A physical workout is also a mental workout. Let’s start with the basics, which really aren’t too basic when you think about it.
The simple part is the physical exercise; it’s a matter of just getting up and doing it, whether it’s a walk, run, stretch, swim or anything that involves movement.
The complicated part is when it comes to the perks of exercise and how your body works in unison while you work out—especially in regard to the mental benefits.
The most common benefit most people connect with working out is that you’ll look good or even have that summer body.
Some people “work at it all year” while others work out all year. I happen to be one of those people who work out year around, not only to look good, but for the other benefits, too.
Working out not only helps you to look good, but gives you confidence that continues to grow as you start to look and feel better.
Most people think that their improving confidence is due simply to their improved appearance, but this is very limiting. In fact, this is where things become more complicated.
One of the reasons people feel more confident after a workout is due to the antidepressant-like effects associated with something called runner's high; this releases serotonin and makes you feel ecstatic. That’s the simple version.
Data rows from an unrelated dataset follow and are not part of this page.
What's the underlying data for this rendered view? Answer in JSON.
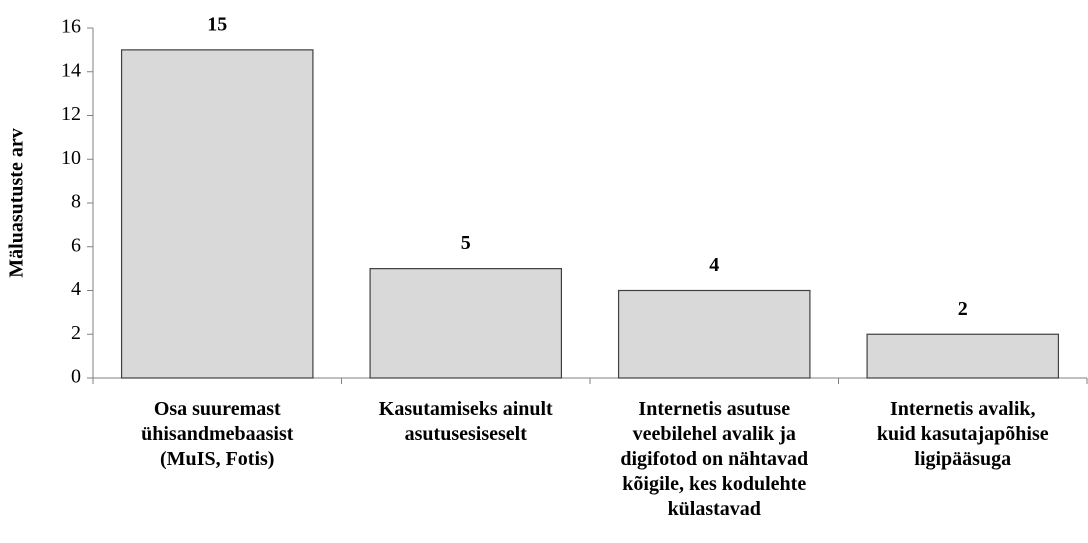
{
  "chart_data": {
    "type": "bar",
    "y_label": "Mäluasutuste arv",
    "categories": [
      "Osa suuremast\nühisandmebaasist\n(MuIS, Fotis)",
      "Kasutamiseks ainult\nasutusesiseselt",
      "Internetis asutuse\nveebilehel avalik ja\ndigifotod on nähtavad\nkõigile, kes kodulehte\nkülastavad",
      "Internetis avalik,\nkuid kasutajapõhise\nligipääsuga"
    ],
    "values": [
      15,
      5,
      4,
      2
    ],
    "color": "#d9d9d9",
    "ylim": [
      0,
      16
    ],
    "yticks": [
      0,
      2,
      4,
      6,
      8,
      10,
      12,
      14,
      16
    ],
    "grid": false
  }
}
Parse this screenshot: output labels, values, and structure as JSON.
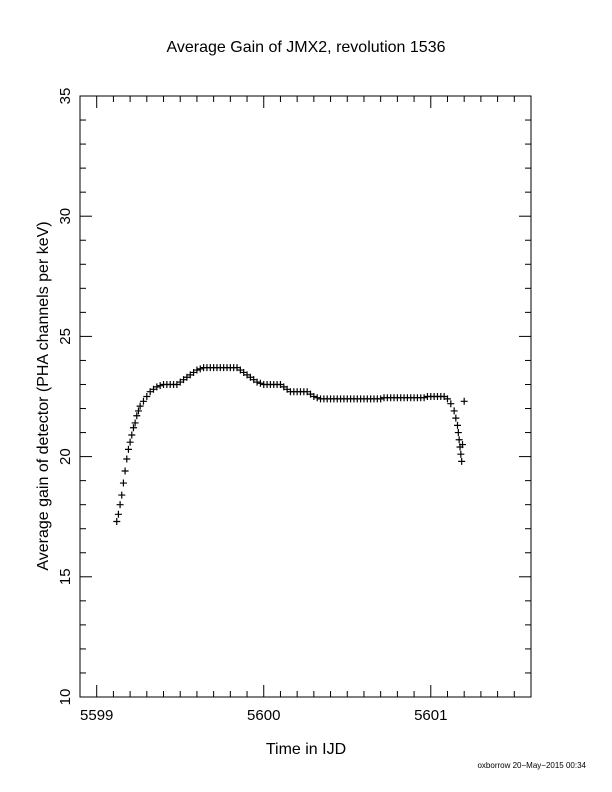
{
  "chart_data": {
    "type": "scatter",
    "title": "Average Gain of JMX2, revolution 1536",
    "xlabel": "Time in IJD",
    "ylabel": "Average gain of detector (PHA channels per keV)",
    "xlim": [
      5598.9,
      5601.6
    ],
    "ylim": [
      10,
      35
    ],
    "x_ticks": [
      5599,
      5600,
      5601
    ],
    "x_tick_labels": [
      "5599",
      "5600",
      "5601"
    ],
    "y_ticks": [
      10,
      15,
      20,
      25,
      30,
      35
    ],
    "y_tick_labels": [
      "10",
      "15",
      "20",
      "25",
      "30",
      "35"
    ],
    "x_minor_step": 0.1,
    "y_minor_step": 1,
    "grid": false,
    "marker": "+",
    "marker_color": "#000000",
    "x": [
      5599.12,
      5599.13,
      5599.14,
      5599.15,
      5599.16,
      5599.17,
      5599.18,
      5599.19,
      5599.2,
      5599.21,
      5599.22,
      5599.23,
      5599.24,
      5599.25,
      5599.26,
      5599.28,
      5599.3,
      5599.32,
      5599.34,
      5599.36,
      5599.38,
      5599.4,
      5599.42,
      5599.44,
      5599.46,
      5599.48,
      5599.5,
      5599.52,
      5599.54,
      5599.56,
      5599.58,
      5599.6,
      5599.62,
      5599.64,
      5599.66,
      5599.68,
      5599.7,
      5599.72,
      5599.74,
      5599.76,
      5599.78,
      5599.8,
      5599.82,
      5599.84,
      5599.86,
      5599.88,
      5599.9,
      5599.92,
      5599.94,
      5599.96,
      5599.98,
      5600.0,
      5600.02,
      5600.04,
      5600.06,
      5600.08,
      5600.1,
      5600.12,
      5600.14,
      5600.16,
      5600.18,
      5600.2,
      5600.22,
      5600.24,
      5600.26,
      5600.28,
      5600.3,
      5600.32,
      5600.34,
      5600.36,
      5600.38,
      5600.4,
      5600.42,
      5600.44,
      5600.46,
      5600.48,
      5600.5,
      5600.52,
      5600.54,
      5600.56,
      5600.58,
      5600.6,
      5600.62,
      5600.64,
      5600.66,
      5600.68,
      5600.7,
      5600.72,
      5600.74,
      5600.76,
      5600.78,
      5600.8,
      5600.82,
      5600.84,
      5600.86,
      5600.88,
      5600.9,
      5600.92,
      5600.94,
      5600.96,
      5600.98,
      5601.0,
      5601.02,
      5601.04,
      5601.06,
      5601.08,
      5601.1,
      5601.12,
      5601.14,
      5601.15,
      5601.16,
      5601.165,
      5601.17,
      5601.175,
      5601.18,
      5601.185,
      5601.19,
      5601.2
    ],
    "y": [
      17.3,
      17.6,
      18.0,
      18.4,
      18.9,
      19.4,
      19.9,
      20.3,
      20.6,
      20.9,
      21.2,
      21.4,
      21.7,
      21.9,
      22.1,
      22.3,
      22.5,
      22.7,
      22.8,
      22.9,
      22.95,
      23.0,
      23.0,
      23.0,
      23.0,
      23.0,
      23.1,
      23.2,
      23.3,
      23.4,
      23.5,
      23.6,
      23.65,
      23.7,
      23.7,
      23.7,
      23.7,
      23.7,
      23.7,
      23.7,
      23.7,
      23.7,
      23.7,
      23.7,
      23.6,
      23.5,
      23.4,
      23.3,
      23.2,
      23.1,
      23.05,
      23.0,
      23.0,
      23.0,
      23.0,
      23.0,
      23.0,
      22.9,
      22.8,
      22.7,
      22.7,
      22.7,
      22.7,
      22.7,
      22.7,
      22.6,
      22.5,
      22.45,
      22.4,
      22.4,
      22.4,
      22.4,
      22.4,
      22.4,
      22.4,
      22.4,
      22.4,
      22.4,
      22.4,
      22.4,
      22.4,
      22.4,
      22.4,
      22.4,
      22.4,
      22.4,
      22.4,
      22.45,
      22.45,
      22.45,
      22.45,
      22.45,
      22.45,
      22.45,
      22.45,
      22.45,
      22.45,
      22.45,
      22.45,
      22.45,
      22.5,
      22.5,
      22.5,
      22.5,
      22.5,
      22.5,
      22.4,
      22.2,
      21.9,
      21.6,
      21.3,
      21.0,
      20.7,
      20.4,
      20.1,
      19.8,
      20.5,
      22.3
    ]
  },
  "footer": "oxborrow 20−May−2015 00:34"
}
The more in-depth explanation is that working out causes a drop in stress hormones; from the expense of energy, we get more energy and clarity.
People with depression and anxiety will find that exercise can clear their head as it makes chemicals in the body and brain work together.
A study in Stockholm showed that the antidepressant effects of running were also associated with increased cell growth in the hippocampus.
The hippocampus is part of the brain that also helps people with learning and memory skills. Exercise makes people feel more at ease and relaxed, which is also why it helps clear a person’s head.
In a way, it’s like letting the bad vibes out and letting your body create good ones to take over. People can literally run off a bad attitude and mood and come back refreshed, happier, more stimulated and with a clearer state of mind.
Nourishment, connections and prevention
Exercise and the brain are related: you really can’t exercise without stimulating the brain. The body and brain are put into a healthy form of overdrive where exercise affects the brain on multiple tiers—ironically, like a cake.
Exercise increases heart rate, which in turn pumps more oxygen to the brain, which not only stimulates it, but also helps to release a mass amount of hormones.
These hormones then help to provide nourishment to the growth of brain cells. Continuous exercise encourages the stimulation of new connections and growth in the most important areas of the brain.
Another layer to exercise is increased strength in muscle cells, which also help your brain with reaction time.
Recent studies have shown that people who exercise more are at a lower risk of getting Alzheimer’s due to the increase of muscular strengthening and brain nourishment that they get compared to people who do not exercise.
Diseases and health conditions can also potentially improve—if not be prevented—with exercise.
Many people are worried about heart disease, high blood pressure and several other diseases and health issues, but being active boosts high-density lipoprotein, more commonly known as good cholesterol.
This decreases unhealthy triglycerides, which means that your blood flows smoothly and healthily, which results in a lower risk of several diseases.
In contrast, people who don’t exercise will have a slower and less powerful blood flow due to more triglycerides in the arteries.
How it all comes together in daily life
Working out provides night and day results—quite literally. While it may seem natural to run low on energy and sleep these days, both are required for a healthy life.
This is why exercise is such a good pick-me-up. Exercise is something that, if done during the day, helps to decrease stress and increase clarity to help you through your day.
It also helps to calm your mind at night so that you can sleep better.
Oddly enough, exercise done in the morning or during the day will have the opposite effect by providing you with more energy.
It’s like Ying and Yang: you need exercise for energy in the day, but also for healthy sleep at night—all while improving your mental clarity and health.